Testes, férias coletivas e outras medidas compõem o Plano de Contingência da empresa para prevenção, controle e redução de riscos de contágio

21/09/2021

O dólar comercial mantém a queda firme observada desde o início da tarde, quando os presidentes da Câmara, Arthur Lira, e do Senado, Rodrigo Pacheco, juntamente com o ministro da Economia, Paulo Guedes, disseram que vão buscar uma solução para o pagamento dos precatórios que respeite o teto de gastos. Por volta das 16h, a moeda americana caía 1,16%, a R$ 5,2709.

Em um dia com noticiário internacional ameno, que não dá justificativas para uma recuperação mais firme dos ativos de risco após o tombo causado pelas incertezas envolvendo a chinesa Evergrande, o real permanece no topo da lista de melhores desempenhos do dia, agora com folga maior. No horário acima, o dólar cedia 0,56% contra o rublo russo, segunda melhor moeda do pregão.

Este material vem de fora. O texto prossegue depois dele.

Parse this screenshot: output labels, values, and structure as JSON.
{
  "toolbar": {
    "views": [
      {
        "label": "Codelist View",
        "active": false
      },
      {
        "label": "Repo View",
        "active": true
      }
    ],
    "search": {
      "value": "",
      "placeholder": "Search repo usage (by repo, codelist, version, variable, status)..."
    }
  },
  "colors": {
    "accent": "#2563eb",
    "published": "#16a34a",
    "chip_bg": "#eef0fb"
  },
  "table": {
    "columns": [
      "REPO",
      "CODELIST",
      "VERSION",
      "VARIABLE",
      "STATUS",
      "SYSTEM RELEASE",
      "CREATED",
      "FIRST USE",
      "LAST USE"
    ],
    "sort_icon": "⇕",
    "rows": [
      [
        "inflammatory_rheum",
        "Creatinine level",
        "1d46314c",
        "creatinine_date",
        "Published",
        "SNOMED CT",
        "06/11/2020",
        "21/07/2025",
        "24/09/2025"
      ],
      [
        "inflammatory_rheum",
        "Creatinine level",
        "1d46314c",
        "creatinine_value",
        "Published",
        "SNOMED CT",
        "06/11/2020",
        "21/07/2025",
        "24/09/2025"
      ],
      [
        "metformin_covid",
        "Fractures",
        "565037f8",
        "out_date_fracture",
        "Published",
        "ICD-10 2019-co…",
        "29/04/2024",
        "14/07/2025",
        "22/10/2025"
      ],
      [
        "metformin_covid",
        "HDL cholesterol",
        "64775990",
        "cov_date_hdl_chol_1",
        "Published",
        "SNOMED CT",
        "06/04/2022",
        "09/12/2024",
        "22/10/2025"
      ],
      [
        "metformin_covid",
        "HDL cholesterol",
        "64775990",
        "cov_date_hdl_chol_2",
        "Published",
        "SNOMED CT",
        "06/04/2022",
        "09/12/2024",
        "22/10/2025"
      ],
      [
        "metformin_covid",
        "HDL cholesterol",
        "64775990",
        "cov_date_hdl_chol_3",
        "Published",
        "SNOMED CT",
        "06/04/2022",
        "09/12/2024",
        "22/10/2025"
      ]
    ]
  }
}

No exterior, os investidores seguem em compasso de espera antes da decisão de juros do Federal Reserve (Fed, banco central americano), que sai amanhã. Para o Brown Brothers Harriman, os eventos relativos à Evergrande não devem alterar o rumo das discussões dos dirigentes do BC americano. “Nenhuma alteração significativa é esperada, mas o Fed pode adotar uma postura mais ‘hawk’ [inclinada à retirada de estímulos] que o ajude a abrir caminho para o anúncio da redução do volume de compras de ativos no fim do ano”, dizem os profissionais do banco americano. Eles avaliam que o anúncio formal ocorrerá na reunião de novembro do Fed e o início, em dezembro”.

“Os mercados abriram um pouco melhor hoje porque as preocupações envolvendo a China arrefeceram um pouco. Há também a expectativa com o resultado da reunião do Federal Reserve, que mantém os mercados meio em compasso de espera, junto com a decisão sobre o pagamento de títulos em moeda estrangeira da Evergrande, que só ocorre na quinta-feira”, notou o estrategista-chefe do Mizuho para o Brasil, Luciano Rostagno.

Este cenário de incertezas pendentes ficou menos dominante no fim da manhã, com o fim da reunião entre representantes do Congresso e do Executivo. A jornalistas, Lira reafirmou que a solução para o pagamento dos precatórios irá respeitar o teto de gastos e abrir espaço para o novo programa social do governo no Orçamento, o Auxílio Brasil. “Temos que acertar agora os procedimentos, tem reunião com os líderes da base e um almoço com a oposição”, declarou o presidente da Câmara.

Pacheco, por sua vez, afirmou que a ideia é buscar “alternativas para a liquidação” dessas despesas. A ideia é limitar o pagamento de sentenças judiciais ao valor pago em 2016 (ano de criação do teto), o que daria perto de R$ 40 bilhões. O volume total a ser pago no ano que vem, se não houver parcelamento, é de R$ 89 bilhões.